Boulaz began climbing in the Alps in the 1930s and continued making major ascents until the 1970s. Of her major climbs, four were the first ascents and at least nine were the first female or all-female ascents. At the start of her career, Boulaz and Lulu Durand became the first women to climb the Dent du Requin (1932) and the southwest face of the Dent du Géant. She made a number of climbs with Durand in 1935: the first female traverse of the Aiguille des Grands Charmoz; the first female traverse of Les Droites; the first female ascent of the north face of the Petit Dru (with Raymond Lambert), and the second ascent ever; the first female ascent of the Central Spur of the Grandes Jorasses; the Aiguille Noire de Peuterey; and the Brenva Face of Mont Blanc. She was the first person to climb the east face of the Bel Oiseau (1938), the north face of Mont Vélan (1941), and the Rothorn of Valais (1941). She was the first woman to climb the Pear Buttress on Mont Blanc's Brenva Face (1939), the Walker Spur of the Grandes Jorasses (1952), and the north face of the Cima Grande di Lavaredo (1960).

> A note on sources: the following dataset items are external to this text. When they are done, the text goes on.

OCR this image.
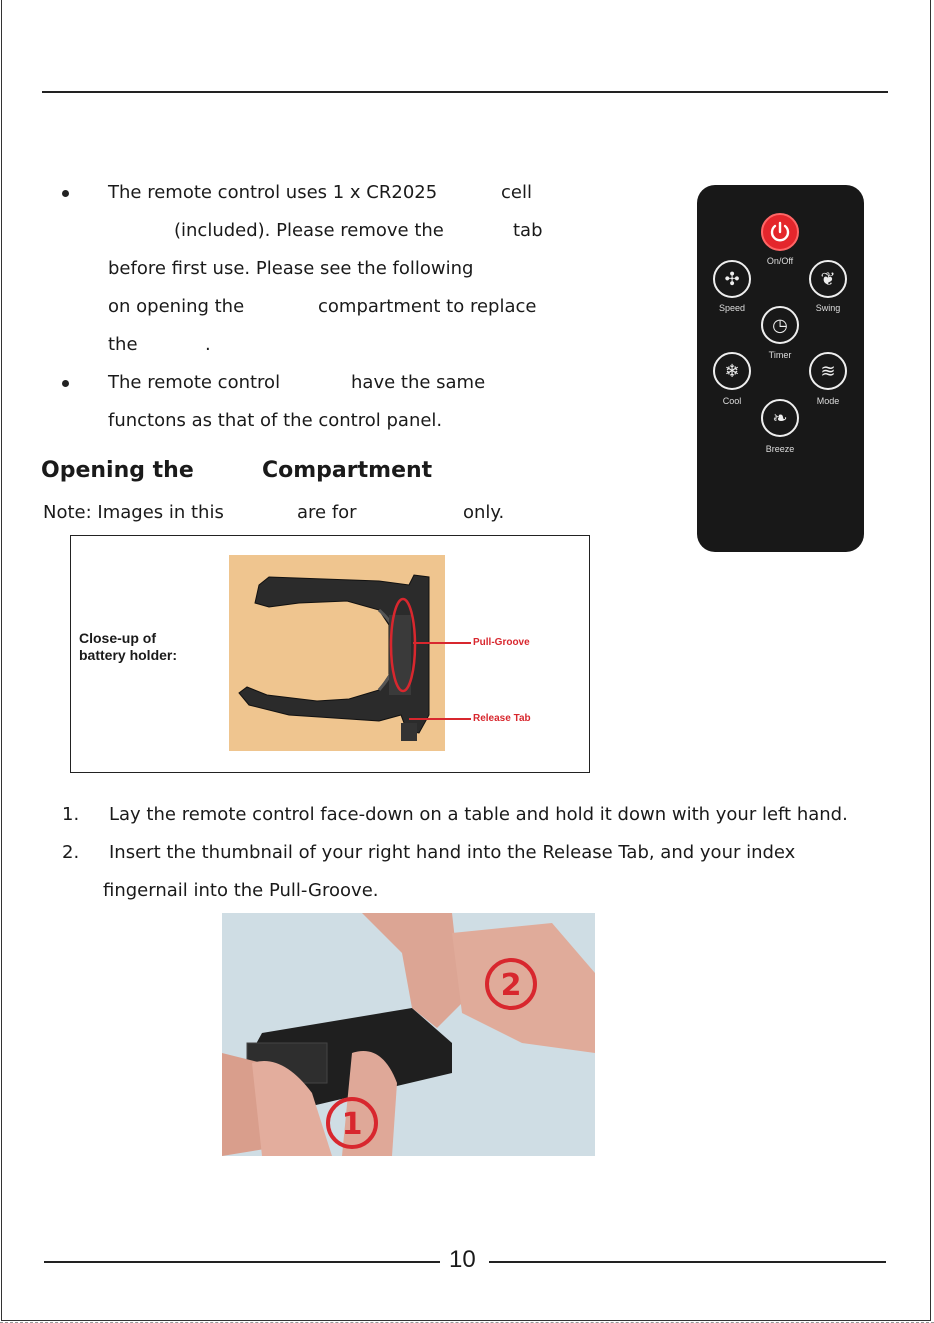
The remote control uses 1 x CR2025	cell
(included). Please remove the	tab
before first use. Please see the following
on opening the	compartment to replace
the	.
The remote control	have the same
functons as that of the control panel.
Opening the	Compartment
Note: Images in this	are for	only.
Close-up of battery holder:
Pull-Groove
Release Tab
1. Lay the remote control face-down on a table and hold it down with your left hand.
2. Insert the thumbnail of your right hand into the Release Tab, and your index
fingernail into the Pull-Groove.
2
1
On/Off
✣
Speed
❦
Swing
◷
Timer
❄
Cool
≋
Mode
❧
Breeze
10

Outside the Alps, Boulaz often traveled within the Himalayas, the Caucasus and the Sahara. In 1959, she was a member of the all-female expedition to Cho Oyu, 8188 m and the sixth-highest mountain in the world, where Claude Kogan, Claudine van der Straten-Ponthoz and three Sherpas died during an avalanche. In 1977, she was the first to climb a new route in the Aïr Mountains of the Sahara, which she named Tour Loulou. She was made an honorary member of the Swiss Alpine Club, even though the club did not allow women to become members at the time, as well as holding honorary membership of the Ladies' Alpine Club and the Alpine Club.

Boulaz was also a successful alpine skier; she was a member of the Swiss national ski team in 1936 and 1937, and in 1937 she placed fourth in the FIS World Ski Championships slalom category in Chamonix.